In het wetsvoorstel werkelijk rendement box 3 wil het kabinet een kostenforfait hanteren voor het onderhoud van vakantiehuizen. De veronderstelde onderhoudskosten binnen de vastgoedbijtelling kunnen in strijd zijn met Europees recht, schrijft landsadvocaat Pels Rijcken in een advies van vorig jaar dat onlangs is gepubliceerd en naar de Tweede Kamer is gestuurd.

In december was de Raad van State in een advies ook zeer kritisch over het voorstel. Desondanks heeft staatssecretaris Tjebbe van Oostenbruggen van Fiscaliteit (NSC) aangekondigd een wetsvoorstel in te dienen dat in grote lijnen dit concept volgt. Het voorstel moet nog dit kwartaal naar de Tweede Kamer.
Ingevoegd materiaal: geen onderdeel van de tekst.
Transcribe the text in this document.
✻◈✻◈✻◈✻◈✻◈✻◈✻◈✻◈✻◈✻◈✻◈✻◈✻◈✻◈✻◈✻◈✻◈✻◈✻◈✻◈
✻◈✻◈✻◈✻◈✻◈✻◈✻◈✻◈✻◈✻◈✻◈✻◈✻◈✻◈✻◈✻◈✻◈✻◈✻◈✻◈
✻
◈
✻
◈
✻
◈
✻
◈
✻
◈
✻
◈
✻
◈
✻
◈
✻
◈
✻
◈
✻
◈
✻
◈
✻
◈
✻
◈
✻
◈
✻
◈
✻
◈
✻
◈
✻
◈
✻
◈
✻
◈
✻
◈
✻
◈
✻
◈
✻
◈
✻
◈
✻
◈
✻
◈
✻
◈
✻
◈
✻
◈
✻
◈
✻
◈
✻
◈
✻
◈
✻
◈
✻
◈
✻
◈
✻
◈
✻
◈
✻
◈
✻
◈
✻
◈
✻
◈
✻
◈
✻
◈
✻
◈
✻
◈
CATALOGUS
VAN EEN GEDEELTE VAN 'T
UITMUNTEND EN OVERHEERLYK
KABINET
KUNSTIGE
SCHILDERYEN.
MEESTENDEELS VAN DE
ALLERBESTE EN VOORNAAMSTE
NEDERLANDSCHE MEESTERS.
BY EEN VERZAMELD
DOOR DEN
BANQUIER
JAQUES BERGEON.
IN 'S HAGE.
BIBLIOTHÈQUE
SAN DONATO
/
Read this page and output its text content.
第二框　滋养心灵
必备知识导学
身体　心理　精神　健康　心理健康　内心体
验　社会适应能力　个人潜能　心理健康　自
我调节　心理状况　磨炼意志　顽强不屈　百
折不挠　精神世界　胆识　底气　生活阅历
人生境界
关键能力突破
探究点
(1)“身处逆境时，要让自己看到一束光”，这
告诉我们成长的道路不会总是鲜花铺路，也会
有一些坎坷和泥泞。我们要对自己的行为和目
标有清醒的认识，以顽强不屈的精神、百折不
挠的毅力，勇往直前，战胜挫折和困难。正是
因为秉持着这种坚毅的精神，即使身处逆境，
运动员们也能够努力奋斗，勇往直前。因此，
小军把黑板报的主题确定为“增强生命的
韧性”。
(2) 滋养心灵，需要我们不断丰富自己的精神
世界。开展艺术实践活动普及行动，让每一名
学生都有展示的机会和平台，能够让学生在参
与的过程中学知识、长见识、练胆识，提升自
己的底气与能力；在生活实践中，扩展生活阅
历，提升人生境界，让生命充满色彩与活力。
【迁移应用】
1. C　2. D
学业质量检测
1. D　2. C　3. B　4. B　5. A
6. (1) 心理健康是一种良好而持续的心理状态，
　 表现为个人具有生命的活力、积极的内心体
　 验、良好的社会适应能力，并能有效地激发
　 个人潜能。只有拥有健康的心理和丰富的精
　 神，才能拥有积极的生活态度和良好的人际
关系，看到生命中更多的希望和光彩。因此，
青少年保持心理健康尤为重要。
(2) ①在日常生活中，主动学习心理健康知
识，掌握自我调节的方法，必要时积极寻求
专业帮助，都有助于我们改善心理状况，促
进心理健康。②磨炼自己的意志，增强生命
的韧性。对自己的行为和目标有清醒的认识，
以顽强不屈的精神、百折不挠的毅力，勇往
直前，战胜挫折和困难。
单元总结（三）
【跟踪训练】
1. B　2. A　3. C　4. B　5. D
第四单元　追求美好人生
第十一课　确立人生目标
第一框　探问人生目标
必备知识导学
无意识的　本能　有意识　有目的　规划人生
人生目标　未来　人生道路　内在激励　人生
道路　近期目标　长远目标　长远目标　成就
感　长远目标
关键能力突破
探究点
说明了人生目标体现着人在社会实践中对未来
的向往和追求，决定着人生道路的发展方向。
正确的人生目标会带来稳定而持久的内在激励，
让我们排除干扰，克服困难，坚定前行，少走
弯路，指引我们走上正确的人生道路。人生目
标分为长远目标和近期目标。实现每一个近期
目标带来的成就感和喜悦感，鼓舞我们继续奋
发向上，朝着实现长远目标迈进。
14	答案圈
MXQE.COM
Het onderhoudskostenforfait betreft volgens het wetsvoorstel een gemiddelde over de onderhoudskosten voor onroerende zaken uitgesmeerd over een aantal jaren. Pels Rijcken ziet in deze opzet een risico omdat de Hoge Raad in de arresten van 6 juni vorig jaar heeft beslist dat bij het bepalen van het rendement geen rekening mag worden gehouden met de jaren voor of na het jaar waarover belasting wordt geheven. Dat risico valt alleen volledig te vermijden door uit te gaan van de in een jaar werkelijk gemaakte kosten, aldus het advies.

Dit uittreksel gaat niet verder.